Any meal that begins with a giant, plump oyster has gotta win some kind of award. It was as if the ocean tossed the oyster right out of the water and onto my plate — a sea breeze in each slurp, it was served on top of a shallot cream, tapioca pearls, and with fresh Williams pear both in juice and solid forms. I had to stop, look at the plate, and just marvel in the simplicity yet complex play of textures and temperatures. My mind was starting to be blown getting an idea of what surprises may be ahead…
And then this glorious number was dropped off at the table: a shrimp carpaccio with raspberry and a black berry puré, with a sprinkling of sea salt flakes, citrus and elderflower. How could a dish, with only a few ingredients, be so insanely satisfying? It made my bitchy resting face crack a grin.
I started peeling off each thin sashimi like shrimp, one by one, until, sadly, the carpaccio circle was broken.
Okay, let’s get into the asparagus salad for a hot minute. Lightly blanched and raw thin slivers of asparagus, with paper thin green apple triangles, mint, grapefruit, a honey yogurt vinaigrette, and just a pair of lemon rinds brilliantly added to the mix . This dish was the very epitome of cool, clean, crisp, fresh, bright, vibrant, smart, artistic — and all the other positive descriptors I’d like to spew out so you can get the point.
On to the next wine: Renucci Corse Calvi Cuvee Vignola Blanc aka Golden Boy from Corsica.
Beauty in a wine glass.
Next came the underdog biggest surprise of the lunch: creamy cauliflower with caviar, a smoked eel emulsion, Italian hazelnuts from Piedmont, and Granny Smith apples. Thinking about each component forming a coherent dish seems like it shouldn’t work — but the presentation, cauliflower and eel smoky flavors, with bites bursting with baby caviars and nutty hazelnut crunches, it became somewhat incredible how it worked together.

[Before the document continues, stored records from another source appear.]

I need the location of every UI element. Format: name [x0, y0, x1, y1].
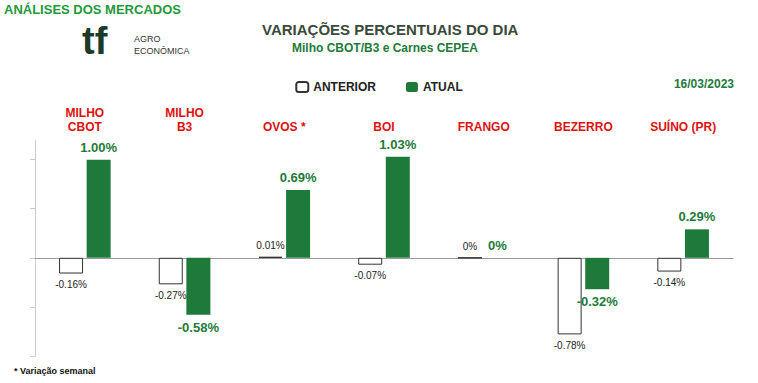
svg-text:VARIAÇÕES PERCENTUAIS DO DIA: VARIAÇÕES PERCENTUAIS DO DIA [262, 21, 519, 38]
svg-text:ATUAL: ATUAL [423, 80, 463, 94]
svg-text:16/03/2023: 16/03/2023 [674, 77, 734, 91]
svg-text:SUÍNO (PR): SUÍNO (PR) [650, 119, 716, 134]
svg-text:OVOS *: OVOS * [263, 120, 306, 134]
svg-text:BEZERRO: BEZERRO [554, 120, 613, 134]
svg-text:AGRO: AGRO [134, 34, 161, 44]
svg-text:ANTERIOR: ANTERIOR [313, 80, 376, 94]
svg-text:FRANGO: FRANGO [458, 120, 510, 134]
svg-text:B3: B3 [177, 120, 193, 134]
svg-text:* Variação semanal: * Variação semanal [14, 366, 96, 376]
svg-text:-0.16%: -0.16% [55, 279, 87, 290]
svg-text:-0.32%: -0.32% [577, 294, 619, 309]
svg-text:CBOT: CBOT [68, 120, 103, 134]
svg-text:-0.14%: -0.14% [653, 277, 685, 288]
svg-text:ECONÔMICA: ECONÔMICA [134, 46, 190, 56]
svg-text:ANÁLISES DOS MERCADOS: ANÁLISES DOS MERCADOS [4, 2, 181, 17]
svg-text:1.03%: 1.03% [379, 137, 416, 152]
svg-text:Milho CBOT/B3 e Carnes CEPEA: Milho CBOT/B3 e Carnes CEPEA [292, 41, 478, 55]
svg-text:MILHO: MILHO [66, 106, 105, 120]
svg-text:BOI: BOI [373, 120, 394, 134]
svg-text:-0.27%: -0.27% [155, 290, 187, 301]
svg-text:MILHO: MILHO [165, 106, 204, 120]
svg-text:0.01%: 0.01% [256, 240, 284, 251]
svg-text:0%: 0% [488, 238, 507, 253]
svg-text:-0.78%: -0.78% [554, 340, 586, 351]
svg-text:0%: 0% [463, 241, 478, 252]
svg-text:tf: tf [82, 20, 108, 62]
svg-text:-0.58%: -0.58% [178, 320, 220, 335]
svg-text:0.69%: 0.69% [280, 170, 317, 185]
svg-text:1.00%: 1.00% [80, 140, 117, 155]
svg-text:-0.07%: -0.07% [354, 270, 386, 281]
svg-text:0.29%: 0.29% [679, 209, 716, 224]
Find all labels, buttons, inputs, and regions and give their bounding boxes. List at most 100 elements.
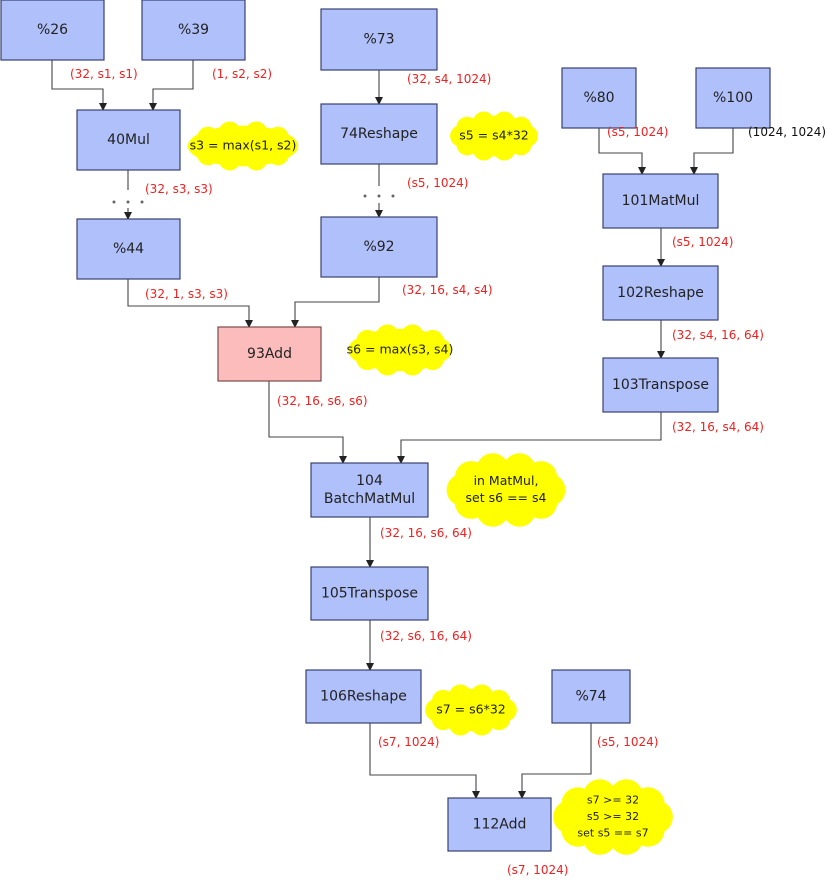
edge-shape-label: (s7, 1024) [507, 863, 568, 877]
node-box [76, 109, 181, 171]
edge-shape-label: (s5, 1024) [407, 176, 468, 190]
edge-shape-label: (s5, 1024) [607, 125, 668, 139]
ellipsis-dot [112, 200, 116, 204]
node-106reshape: 106Reshape [305, 669, 422, 724]
edge-shape-label: (32, 16, s4, 64) [672, 420, 764, 434]
node-box [76, 218, 181, 280]
edge-shape-label: (32, s4, 1024) [407, 72, 491, 86]
node-label: 104 [356, 473, 383, 489]
annotation-cloud: s3 = max(s1, s2) [187, 121, 299, 171]
ellipsis-dot [126, 200, 130, 204]
annotation-text: set s6 == s4 [466, 490, 547, 505]
annotation-text: s5 >= 32 [587, 810, 639, 823]
node-pct100: %100 [695, 67, 771, 129]
node-pct44: %44 [76, 218, 181, 280]
node-pct80: %80 [561, 67, 637, 129]
node-label: %73 [363, 32, 394, 48]
node-box [320, 103, 438, 165]
node-box [310, 462, 429, 518]
annotation-text: s6 = max(s3, s4) [347, 342, 454, 357]
edge-arrow [291, 277, 380, 328]
annotation-cloud: s5 = s4*32 [450, 111, 538, 161]
node-112add: 112Add [447, 797, 552, 852]
edge-shape-label: (32, 1, s3, s3) [145, 287, 228, 301]
edge-arrow [268, 381, 347, 464]
node-pct73: %73 [320, 8, 438, 71]
node-box [320, 8, 438, 71]
edge-shape-label: (s5, 1024) [597, 735, 658, 749]
node-label: 101MatMul [622, 193, 700, 209]
node-label: 112Add [473, 817, 527, 833]
edge-arrow [127, 279, 253, 328]
edge-shape-label: (1024, 1024) [748, 125, 826, 139]
node-box [217, 326, 322, 382]
node-box [310, 566, 429, 621]
node-label: BatchMatMul [324, 491, 415, 507]
annotation-cloud: in MatMul, set s6 == s4 [446, 453, 566, 527]
node-93add: 93Add [217, 326, 322, 382]
ellipsis-dot [391, 194, 395, 198]
node-label: %80 [583, 90, 614, 106]
edge-arrow [397, 412, 662, 464]
node-box [602, 265, 719, 321]
node-box [551, 669, 631, 724]
node-103transpose: 103Transpose [602, 357, 719, 413]
node-box [561, 67, 637, 129]
edge-shape-label: (s7, 1024) [378, 735, 439, 749]
node-label: 93Add [247, 346, 292, 362]
annotation-text: s7 = s6*32 [436, 702, 506, 717]
edge-arrow [690, 128, 734, 175]
node-box [320, 216, 438, 278]
node-105transpose: 105Transpose [310, 566, 429, 621]
edge-shape-label: (32, 16, s4, s4) [402, 283, 493, 297]
edge-shape-label: (s5, 1024) [672, 235, 733, 249]
node-label: 105Transpose [321, 586, 418, 602]
node-pct74: %74 [551, 669, 631, 724]
node-box [305, 669, 422, 724]
node-box [141, 0, 246, 61]
annotation-cloud: s6 = max(s3, s4) [347, 324, 454, 376]
annotation-text: in MatMul, [474, 473, 539, 488]
annotation-text: s7 >= 32 [587, 794, 639, 807]
edge-shape-label: (32, s6, 16, 64) [380, 629, 472, 643]
node-box [0, 0, 105, 61]
node-label: 74Reshape [340, 126, 418, 142]
edge-shape-label: (32, 16, s6, s6) [277, 394, 368, 408]
node-box [447, 797, 552, 852]
annotation-text: s3 = max(s1, s2) [190, 138, 297, 153]
ellipsis-dot [363, 194, 367, 198]
node-box [602, 173, 719, 229]
edge-arrow [149, 60, 194, 111]
node-101matmul: 101MatMul [602, 173, 719, 229]
node-label: %39 [178, 22, 209, 38]
edge-arrow [598, 128, 646, 175]
node-104-batchmatmul: 104 BatchMatMul [310, 462, 429, 518]
node-label: 106Reshape [320, 689, 407, 705]
node-pct92: %92 [320, 216, 438, 278]
edge-arrow [369, 723, 480, 799]
node-pct26: %26 [0, 0, 105, 61]
node-label: 102Reshape [617, 285, 704, 301]
edge-arrow [51, 60, 107, 111]
node-box [695, 67, 771, 129]
node-label: %74 [575, 689, 606, 705]
annotation-text: set s5 == s7 [577, 827, 648, 840]
node-label: 103Transpose [612, 377, 709, 393]
annotation-cloud: s7 = s6*32 [425, 684, 517, 736]
node-label: %100 [713, 90, 753, 106]
edge-shape-label: (32, s3, s3) [145, 182, 213, 196]
node-pct39: %39 [141, 0, 246, 61]
node-74reshape: 74Reshape [320, 103, 438, 165]
edge-arrow [518, 723, 592, 799]
node-label: 40Mul [107, 132, 150, 148]
annotation-cloud: s7 >= 32 s5 >= 32 set s5 == s7 [553, 779, 673, 855]
ellipsis-dot [140, 200, 144, 204]
node-102reshape: 102Reshape [602, 265, 719, 321]
edge-shape-label: (32, 16, s6, 64) [380, 526, 472, 540]
node-label: %92 [363, 239, 394, 255]
edge-shape-label: (32, s4, 16, 64) [672, 328, 764, 342]
node-box [602, 357, 719, 413]
node-40mul: 40Mul [76, 109, 181, 171]
annotation-text: s5 = s4*32 [459, 128, 529, 143]
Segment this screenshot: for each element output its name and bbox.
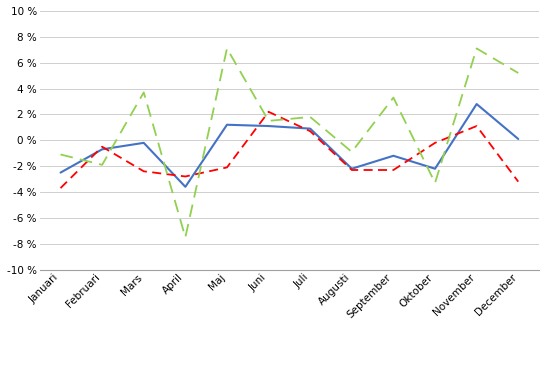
Alla [265, 124, 272, 128]
Utländska [390, 96, 397, 100]
Utländska [473, 46, 480, 51]
Utländska [307, 115, 313, 119]
Finländska [57, 186, 64, 190]
Alla [99, 147, 105, 152]
Alla [348, 167, 355, 171]
Finländska [99, 144, 105, 149]
Finländska [473, 124, 480, 128]
Legend: Alla, Finländska, Utländska: Alla, Finländska, Utländska [156, 373, 423, 376]
Utländska [182, 235, 188, 240]
Alla [515, 137, 521, 141]
Alla [390, 153, 397, 158]
Utländska [348, 150, 355, 154]
Finländska [348, 168, 355, 172]
Alla [182, 185, 188, 189]
Utländska [265, 118, 272, 123]
Utländska [224, 46, 230, 51]
Finländska [390, 168, 397, 172]
Finländska [432, 141, 438, 145]
Utländska [432, 181, 438, 185]
Utländska [140, 90, 147, 95]
Alla [432, 167, 438, 171]
Alla [57, 170, 64, 175]
Alla [224, 123, 230, 127]
Line: Alla: Alla [61, 104, 518, 187]
Finländska [265, 109, 272, 114]
Finländska [182, 174, 188, 179]
Alla [307, 126, 313, 131]
Utländska [99, 162, 105, 167]
Alla [473, 102, 480, 106]
Line: Finländska: Finländska [61, 112, 518, 188]
Utländska [57, 152, 64, 157]
Finländska [224, 165, 230, 170]
Utländska [515, 71, 521, 75]
Alla [140, 141, 147, 145]
Finländska [140, 169, 147, 174]
Finländska [515, 179, 521, 184]
Line: Utländska: Utländska [61, 49, 518, 237]
Finländska [307, 129, 313, 133]
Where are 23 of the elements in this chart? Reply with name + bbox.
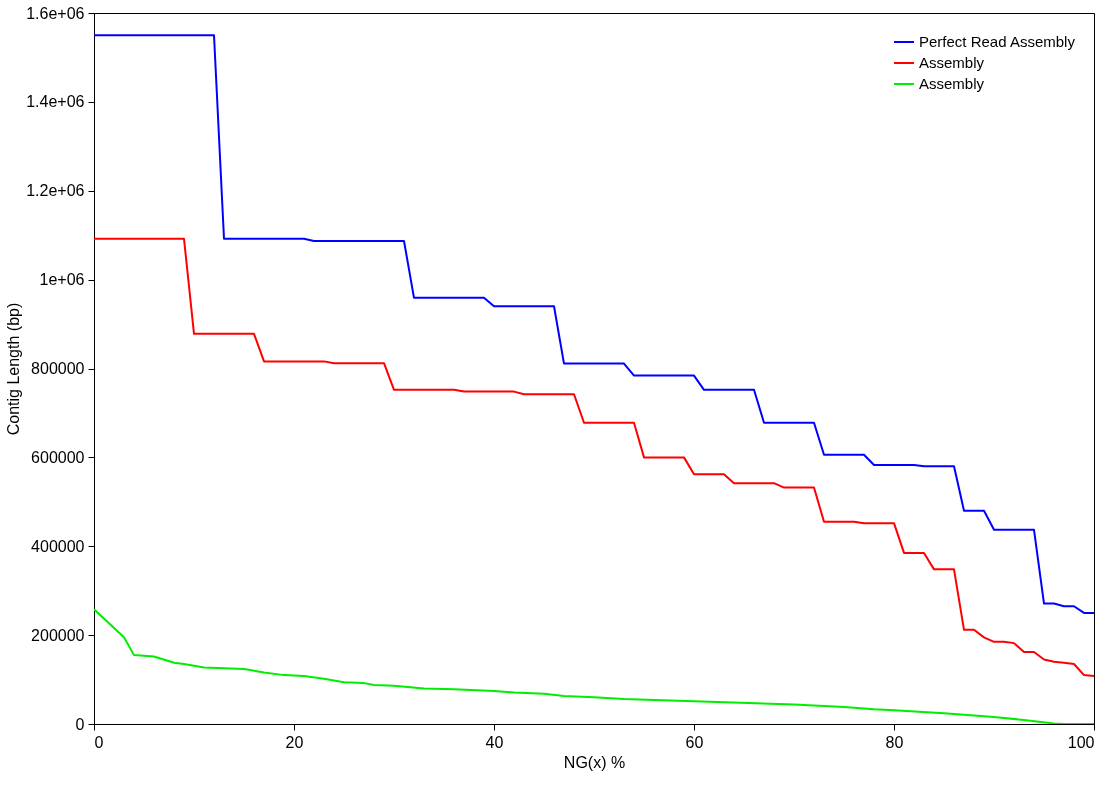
- x-axis-title: NG(x) %: [563, 753, 626, 771]
- x-tick-label: 20: [285, 733, 304, 751]
- legend-label: Perfect Read Assembly: [919, 33, 1076, 50]
- x-tick-label: 40: [485, 733, 504, 751]
- line-series: [94, 34, 1094, 614]
- x-tick-label: 100: [1067, 733, 1095, 751]
- y-tick-label: 600000: [31, 448, 85, 466]
- y-tick-label: 0: [75, 715, 85, 733]
- legend-label: Assembly: [919, 75, 985, 92]
- y-tick-label: 1.4e+06: [26, 93, 85, 111]
- y-axis-title: Contig Length (bp): [5, 302, 23, 436]
- y-tick-label: 800000: [31, 360, 85, 377]
- x-tick-label: 60: [685, 733, 704, 751]
- line-series: [94, 608, 1094, 724]
- y-tick-label: 1.6e+06: [26, 4, 85, 22]
- y-tick-label: 1e+06: [39, 271, 85, 289]
- y-tick-label: 400000: [31, 537, 85, 555]
- legend-label: Assembly: [919, 54, 985, 71]
- y-tick-label: 1.2e+06: [26, 182, 85, 200]
- x-tick-label: 80: [885, 733, 904, 751]
- x-tick-label: 0: [94, 733, 104, 751]
- line-series: [94, 237, 1094, 678]
- y-tick-label: 200000: [31, 626, 85, 644]
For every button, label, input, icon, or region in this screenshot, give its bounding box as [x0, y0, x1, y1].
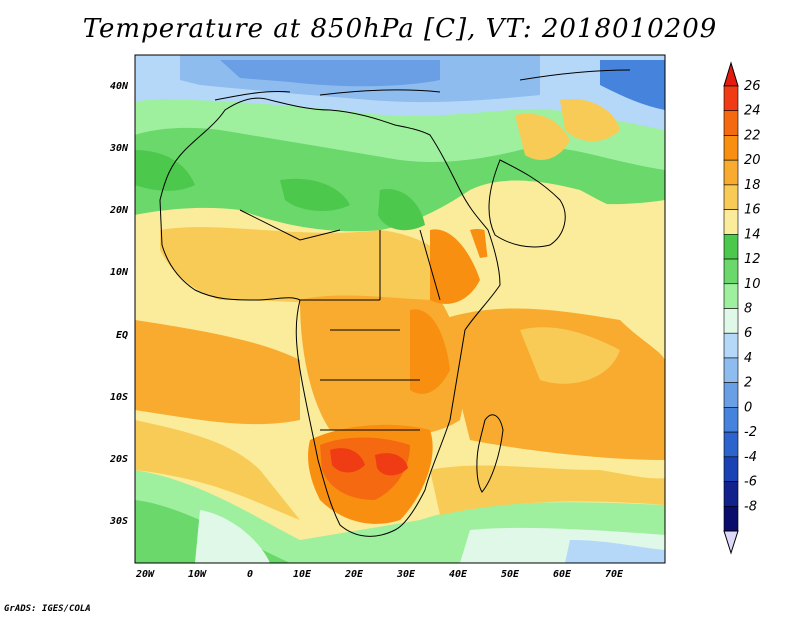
map-title: Temperature at 850hPa [C], VT: 201801020… [82, 14, 718, 44]
x-tick-label: 30E [396, 569, 416, 580]
y-tick-label: EQ [116, 330, 128, 341]
colorbar-bottom-arrow [723, 530, 739, 555]
colorbar-label: 8 [744, 302, 752, 317]
colorbar-label: 16 [744, 203, 761, 218]
x-tick-label: 10W [188, 569, 207, 580]
colorbar-label: 4 [744, 351, 752, 366]
colorbar-swatch [723, 357, 739, 383]
x-axis: 20W 10W 0 10E 20E 30E 40E 50E 60E 70E [135, 569, 624, 580]
y-axis: 40N 30N 20N 10N EQ 10S 20S 30S [109, 81, 129, 527]
y-tick-label: 20S [109, 454, 128, 465]
y-tick-label: 40N [110, 81, 129, 92]
colorbar-label: 10 [744, 277, 761, 292]
plot-frame [134, 54, 666, 564]
colorbar-swatch [723, 110, 739, 136]
colorbar-swatch [723, 332, 739, 359]
colorbar-swatch [723, 159, 739, 186]
x-tick-label: 40E [449, 569, 468, 580]
colorbar-swatch [723, 407, 739, 433]
colorbar-label: 14 [744, 227, 761, 242]
y-tick-label: 30S [109, 516, 128, 527]
colorbar-swatch [723, 505, 739, 532]
colorbar-label: -6 [744, 475, 757, 490]
y-tick-label: 20N [109, 205, 129, 216]
colorbar-swatch [723, 283, 739, 309]
grads-credit: GrADS: IGES/COLA [4, 604, 91, 614]
colorbar-label: -8 [744, 499, 757, 514]
colorbar-swatch [723, 382, 739, 408]
colorbar-label: 0 [744, 400, 752, 415]
colorbar-swatch [723, 431, 739, 458]
colorbar-swatch [723, 184, 739, 210]
colorbar-swatch [723, 135, 739, 161]
x-tick-label: 60E [553, 569, 572, 580]
colorbar-swatch [723, 258, 739, 285]
colorbar-swatch [723, 234, 739, 260]
colorbar-label: -2 [744, 425, 757, 440]
y-tick-label: 30N [109, 143, 129, 154]
colorbar-swatch [723, 209, 739, 235]
coastlines [159, 69, 631, 537]
colorbar-label: 22 [744, 128, 761, 143]
x-tick-label: 20W [135, 569, 155, 580]
colorbar-label: 6 [744, 326, 752, 341]
temperature-field [135, 55, 665, 563]
x-tick-label: 10E [293, 569, 312, 580]
x-tick-label: 50E [501, 569, 520, 580]
colorbar-swatch [723, 308, 739, 334]
y-tick-label: 10N [110, 267, 129, 278]
x-tick-label: 0 [247, 569, 253, 580]
x-tick-label: 70E [605, 569, 624, 580]
colorbar-label: 26 [744, 79, 761, 94]
colorbar-label: 12 [744, 252, 761, 267]
colorbar-swatch [723, 85, 739, 112]
colorbar-top-arrow [723, 61, 739, 87]
colorbar-label: 18 [744, 178, 761, 193]
colorbar-label: 24 [744, 104, 761, 119]
colorbar-label: -4 [744, 450, 757, 465]
colorbar-swatch [723, 456, 739, 482]
colorbar-swatch [723, 481, 739, 507]
colorbar-label: 20 [744, 153, 761, 168]
y-tick-label: 10S [110, 392, 128, 403]
colorbar-label: 2 [744, 376, 752, 391]
x-tick-label: 20E [344, 569, 364, 580]
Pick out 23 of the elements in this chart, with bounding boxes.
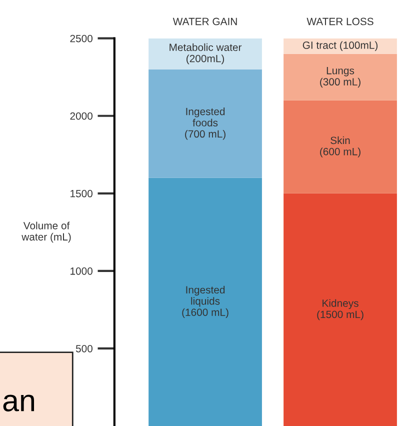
data-label: Skin (600 mL)	[320, 136, 360, 158]
data-label: Metabolic water (200mL)	[170, 43, 242, 64]
bar	[284, 54, 397, 100]
bar	[148, 178, 262, 426]
y-tick-label: 2500	[70, 34, 92, 42]
bar	[148, 69, 262, 178]
bar	[284, 193, 397, 426]
y-tick-label: 2000	[70, 112, 92, 120]
y-tick-label: 500	[76, 344, 92, 352]
data-label: Lungs (300 mL)	[320, 67, 360, 88]
y-axis-title: Volume of water (mL)	[22, 222, 71, 243]
bar	[148, 38, 262, 70]
data-label: GI tract (100mL)	[302, 41, 378, 51]
data-label: Kidneys (1500 mL)	[317, 299, 364, 320]
y-tick-label: 1000	[70, 267, 92, 275]
data-label: Ingested foods (700 mL)	[185, 108, 226, 140]
text: an	[3, 394, 34, 412]
bar	[284, 100, 397, 194]
bar	[284, 38, 397, 54]
x-tick-label: WATER GAIN	[172, 18, 237, 26]
y-tick-label: 1500	[70, 190, 92, 198]
x-tick-label: WATER LOSS	[306, 18, 374, 26]
data-label: Ingested liquids (1600 mL)	[182, 286, 228, 318]
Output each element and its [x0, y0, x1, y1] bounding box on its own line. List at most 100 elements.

Wait, I gotta stop here and compose my perverted self before embarking on an inappropriate pornographic moment. Grilled Landes foie gras in a duck consume. Holy mother ducker, isn’t this something special.
I stared out the window, looking at that tiny French town and colorful houses burrowed on the hills, savoring every morsel of that foie, slowly sipping the wine, thinking how much I never wanted this very moment to end. So I tweeted it.. Because that’s what we do these days.
Chapon, a meaty fleshed fish, is wonderfully cooked with a glazed skin and served with potatos and garbanzos. Look at the crispy skin. The fish paired especially well with the Renucci.
And we’re off with the last wine: Chateau La Coste Coteaux d’Aix-en-Provence Les Pentes Douces Rouge. Now say it faster in a bad French accent.
While I do like me to kick a paloma in the street now and again, pigeon isn’t generally the first bird I’d order in a restaurant. I’m not accustomed to squab taste or the texture, so this dish was something pretty foreign: squab with risotto, strawberries, and gizzard confit.
It’s art on a plate, it belongs in the MALBA.
I’m too turned on to type or explain all the fabulous cheeses on that magical rolling heaven cart.
Okay, spontaneous culinary cheeseboner has shrunk. I think I can stand up now in front of the class.
With strawberries and rhubarb season just beginning, this dish perfectly represents spring in a bowl – playing with shapes and textures in a clever way that really showcased the ingredients.
Sweet desserts are never my thing, so I was overjoyed to see this black sesame cake served with aged balsamic vinegar.Mmmm. Super moist, creative with stinging interesting flavors. What a wonderful way to end the meal.
Nope, nevermind, not the end. The macarons and the bark, rock and chocolate plate still hadn’t arrived.
I didn’t want this total out of body food experience to end. So I sat, drank, scribbled down my tasting notes, stared out the window at the incredible landscape, hoping time would sit still.
Over two months have passed and I’m still thinking, dreaming, and fantasizing about this lunch.